How long the trial felt. Seemed like years.
Watching the trial was like
watching the leaves of the Kamani
trees do their slow twist in the wind,
the sun illuminating
the undersides in a gathering of hope.
To fill the long hours,
I crocheted mechanically,
and winced at the words
each time they mentioned
rape, suspects, broken jaw,
an open but clean vagina.

I remember when my son once
brought me a plant on Arbor day.
The leaves were young, deepening
in green and I thought him good and kind,
my mother-soul trying to find evidence
of the meanness they accuse him of.

My Joe, did you really hit Mrs. Peeples?
My Joe, did you really rape Thalia Massie?
My Joe, in your goodness, did you really bring me a plant
that spread its branches
in translucent green sunbeams?

Were you capable of all this?

The green of a plant is a hopeful color.
What makes a rapist? Not the vegetation
around the boys who had purported
to have done the deed, the rustle
of the leaves and branches around them,
the breaking of twigs when
a woman is thrown from the car.
Yet, there is no evidence of any of this dirt
on her clothes or shoes.

I drop my crochet needles that rattle
through the November that is here,
in the sticky humid winds of our winter.
Inside the room, it feels
like hurricane weather
and the jury is finally sequestered.

I read the Bible and the newspapers.
The white people
in the gallery don't believe
I had been educated in the King's English
and look down on me.
I can feel their eyes
and their hand-me-down hours
like everything I own.
Second-hand, not green
and new.
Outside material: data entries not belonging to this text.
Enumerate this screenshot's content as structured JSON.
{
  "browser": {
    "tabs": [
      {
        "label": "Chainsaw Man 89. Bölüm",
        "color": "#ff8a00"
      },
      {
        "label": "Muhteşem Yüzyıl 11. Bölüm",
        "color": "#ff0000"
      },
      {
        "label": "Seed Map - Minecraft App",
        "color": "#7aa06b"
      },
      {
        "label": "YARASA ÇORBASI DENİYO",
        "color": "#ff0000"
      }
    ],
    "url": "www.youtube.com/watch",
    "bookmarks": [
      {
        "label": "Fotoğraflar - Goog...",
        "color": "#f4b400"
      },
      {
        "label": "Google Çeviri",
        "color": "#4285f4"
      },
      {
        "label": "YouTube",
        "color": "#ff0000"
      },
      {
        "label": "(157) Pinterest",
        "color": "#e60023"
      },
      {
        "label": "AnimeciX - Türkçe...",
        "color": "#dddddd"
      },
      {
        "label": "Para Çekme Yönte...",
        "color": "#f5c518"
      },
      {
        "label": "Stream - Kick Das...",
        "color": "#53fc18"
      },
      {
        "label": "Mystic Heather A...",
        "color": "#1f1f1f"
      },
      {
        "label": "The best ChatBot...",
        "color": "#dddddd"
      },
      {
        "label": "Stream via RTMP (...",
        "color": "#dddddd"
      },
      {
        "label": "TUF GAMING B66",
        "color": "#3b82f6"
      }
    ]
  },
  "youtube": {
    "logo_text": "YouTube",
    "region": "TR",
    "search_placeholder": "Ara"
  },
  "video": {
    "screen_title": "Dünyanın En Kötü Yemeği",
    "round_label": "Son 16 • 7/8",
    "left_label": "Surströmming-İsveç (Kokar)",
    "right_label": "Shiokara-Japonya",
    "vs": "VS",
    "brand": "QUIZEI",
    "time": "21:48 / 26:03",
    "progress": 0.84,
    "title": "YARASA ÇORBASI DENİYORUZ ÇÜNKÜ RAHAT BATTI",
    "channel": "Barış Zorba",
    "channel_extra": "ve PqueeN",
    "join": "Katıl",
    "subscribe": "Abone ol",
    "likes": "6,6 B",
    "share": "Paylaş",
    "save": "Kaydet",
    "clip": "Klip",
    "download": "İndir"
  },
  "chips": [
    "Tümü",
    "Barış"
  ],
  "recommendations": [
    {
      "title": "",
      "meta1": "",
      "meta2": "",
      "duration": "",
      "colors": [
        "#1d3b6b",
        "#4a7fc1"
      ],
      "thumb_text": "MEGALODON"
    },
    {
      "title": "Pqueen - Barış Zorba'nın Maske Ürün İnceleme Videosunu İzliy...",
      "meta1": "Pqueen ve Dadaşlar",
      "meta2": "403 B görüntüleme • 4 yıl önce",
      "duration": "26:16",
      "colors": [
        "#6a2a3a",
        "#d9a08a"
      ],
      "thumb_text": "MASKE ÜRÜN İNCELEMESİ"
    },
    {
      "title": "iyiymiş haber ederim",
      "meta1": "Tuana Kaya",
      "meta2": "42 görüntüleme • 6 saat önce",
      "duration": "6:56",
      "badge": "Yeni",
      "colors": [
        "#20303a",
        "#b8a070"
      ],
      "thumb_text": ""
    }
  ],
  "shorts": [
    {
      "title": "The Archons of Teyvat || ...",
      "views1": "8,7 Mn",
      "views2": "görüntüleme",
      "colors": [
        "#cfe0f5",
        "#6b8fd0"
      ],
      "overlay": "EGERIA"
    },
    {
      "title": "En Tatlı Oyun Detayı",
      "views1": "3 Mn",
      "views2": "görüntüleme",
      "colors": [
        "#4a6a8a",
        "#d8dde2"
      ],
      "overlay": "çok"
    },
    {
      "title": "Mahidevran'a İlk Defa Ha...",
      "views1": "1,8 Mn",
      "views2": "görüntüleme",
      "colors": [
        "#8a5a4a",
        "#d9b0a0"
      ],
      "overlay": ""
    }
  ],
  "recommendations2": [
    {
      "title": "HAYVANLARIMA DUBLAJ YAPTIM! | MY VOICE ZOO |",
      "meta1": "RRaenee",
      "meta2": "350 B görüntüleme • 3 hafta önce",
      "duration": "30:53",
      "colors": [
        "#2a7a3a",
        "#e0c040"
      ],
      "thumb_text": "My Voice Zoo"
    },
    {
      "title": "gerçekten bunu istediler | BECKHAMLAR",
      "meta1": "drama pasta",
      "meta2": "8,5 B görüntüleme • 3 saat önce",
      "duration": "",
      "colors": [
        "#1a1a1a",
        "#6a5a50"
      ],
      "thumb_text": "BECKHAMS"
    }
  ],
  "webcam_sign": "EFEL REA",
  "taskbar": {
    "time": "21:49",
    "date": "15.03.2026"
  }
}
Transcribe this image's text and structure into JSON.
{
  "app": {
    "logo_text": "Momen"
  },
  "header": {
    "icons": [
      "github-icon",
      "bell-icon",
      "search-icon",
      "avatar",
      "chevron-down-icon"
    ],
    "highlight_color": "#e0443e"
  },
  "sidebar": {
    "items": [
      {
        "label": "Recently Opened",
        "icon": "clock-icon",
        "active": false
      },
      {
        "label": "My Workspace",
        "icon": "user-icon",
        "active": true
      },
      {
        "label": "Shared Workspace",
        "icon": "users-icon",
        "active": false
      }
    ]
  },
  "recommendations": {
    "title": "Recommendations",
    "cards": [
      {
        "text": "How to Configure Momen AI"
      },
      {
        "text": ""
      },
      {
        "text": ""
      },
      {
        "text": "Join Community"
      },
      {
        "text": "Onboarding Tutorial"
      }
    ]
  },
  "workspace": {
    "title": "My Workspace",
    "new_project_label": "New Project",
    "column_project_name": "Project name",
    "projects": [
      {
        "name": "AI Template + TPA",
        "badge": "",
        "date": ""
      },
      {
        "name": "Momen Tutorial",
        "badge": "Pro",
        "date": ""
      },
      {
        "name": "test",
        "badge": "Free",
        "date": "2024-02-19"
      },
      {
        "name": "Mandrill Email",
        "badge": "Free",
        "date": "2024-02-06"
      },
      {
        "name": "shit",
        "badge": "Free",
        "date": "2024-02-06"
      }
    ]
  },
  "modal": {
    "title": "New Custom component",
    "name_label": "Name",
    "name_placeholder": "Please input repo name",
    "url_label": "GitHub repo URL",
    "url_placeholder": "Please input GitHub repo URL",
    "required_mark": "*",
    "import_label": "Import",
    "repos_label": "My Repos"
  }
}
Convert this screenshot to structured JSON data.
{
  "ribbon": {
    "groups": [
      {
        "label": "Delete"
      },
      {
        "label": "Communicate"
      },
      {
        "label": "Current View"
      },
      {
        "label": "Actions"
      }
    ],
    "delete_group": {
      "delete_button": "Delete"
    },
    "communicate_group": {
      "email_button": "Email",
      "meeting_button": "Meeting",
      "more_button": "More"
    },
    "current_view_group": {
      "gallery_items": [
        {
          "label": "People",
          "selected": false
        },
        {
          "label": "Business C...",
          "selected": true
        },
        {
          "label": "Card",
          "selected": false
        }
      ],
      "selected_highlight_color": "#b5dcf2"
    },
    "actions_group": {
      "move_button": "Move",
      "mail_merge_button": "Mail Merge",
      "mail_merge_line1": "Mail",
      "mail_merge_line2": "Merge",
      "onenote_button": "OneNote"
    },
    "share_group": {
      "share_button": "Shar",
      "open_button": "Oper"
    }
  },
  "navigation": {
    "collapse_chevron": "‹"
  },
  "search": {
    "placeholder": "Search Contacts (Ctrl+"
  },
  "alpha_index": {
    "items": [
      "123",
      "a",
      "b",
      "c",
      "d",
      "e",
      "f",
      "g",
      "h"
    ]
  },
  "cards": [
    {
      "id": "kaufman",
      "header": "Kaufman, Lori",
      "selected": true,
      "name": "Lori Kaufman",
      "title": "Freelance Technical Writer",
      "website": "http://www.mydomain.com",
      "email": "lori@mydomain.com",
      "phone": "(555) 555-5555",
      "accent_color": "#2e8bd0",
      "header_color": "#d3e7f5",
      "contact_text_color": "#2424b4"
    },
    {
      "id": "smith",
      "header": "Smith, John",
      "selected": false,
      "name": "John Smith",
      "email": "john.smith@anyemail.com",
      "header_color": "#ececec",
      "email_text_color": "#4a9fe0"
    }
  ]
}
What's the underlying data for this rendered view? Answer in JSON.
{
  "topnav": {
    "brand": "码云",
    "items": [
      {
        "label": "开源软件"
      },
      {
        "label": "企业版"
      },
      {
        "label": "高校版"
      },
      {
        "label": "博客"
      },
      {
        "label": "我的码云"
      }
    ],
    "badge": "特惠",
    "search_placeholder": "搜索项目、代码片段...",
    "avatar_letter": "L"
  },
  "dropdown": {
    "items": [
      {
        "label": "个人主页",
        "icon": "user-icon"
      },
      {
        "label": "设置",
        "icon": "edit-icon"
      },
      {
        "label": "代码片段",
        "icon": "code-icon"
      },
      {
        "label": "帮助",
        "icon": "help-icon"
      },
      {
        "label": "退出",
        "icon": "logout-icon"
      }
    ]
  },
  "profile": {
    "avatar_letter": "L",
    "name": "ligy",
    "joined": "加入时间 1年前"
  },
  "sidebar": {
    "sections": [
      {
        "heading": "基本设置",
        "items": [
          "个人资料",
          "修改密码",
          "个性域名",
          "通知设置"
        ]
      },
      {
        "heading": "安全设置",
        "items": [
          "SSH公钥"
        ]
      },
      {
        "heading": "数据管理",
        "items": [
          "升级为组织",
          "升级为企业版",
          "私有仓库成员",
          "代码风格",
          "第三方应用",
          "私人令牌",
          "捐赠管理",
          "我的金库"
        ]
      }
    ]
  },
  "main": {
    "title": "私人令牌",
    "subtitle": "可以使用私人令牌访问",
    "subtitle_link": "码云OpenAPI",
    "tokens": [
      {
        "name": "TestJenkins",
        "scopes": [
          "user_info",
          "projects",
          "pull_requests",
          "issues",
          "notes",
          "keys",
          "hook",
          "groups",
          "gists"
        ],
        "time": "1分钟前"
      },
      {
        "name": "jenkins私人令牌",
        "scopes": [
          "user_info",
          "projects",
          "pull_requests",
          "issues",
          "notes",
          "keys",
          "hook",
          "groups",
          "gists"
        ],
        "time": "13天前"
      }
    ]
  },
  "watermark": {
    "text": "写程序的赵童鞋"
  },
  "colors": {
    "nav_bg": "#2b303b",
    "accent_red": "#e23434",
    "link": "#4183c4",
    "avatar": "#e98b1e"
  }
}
What's the verdict?

Hung, they finally say:
Impossible to be in two places
at the same time, wrong time
lines, inconclusive evidence . . .

And it brings something else
to the table, an emergent green feeling,
a gratitude to a handful of green, brave good men,
a greening of the "savages"
the Japanese, Chinese, Portuguese, Filipinos,
and us, the natives.
We all come together.

Talk story

  1. teapanda18 says:

    In paragraph one, after “the undersides in a gathering of hope.
    “, you forgot to include the sentence “They would not be blown away.” I feel that this is important to the poem and it should not be left out.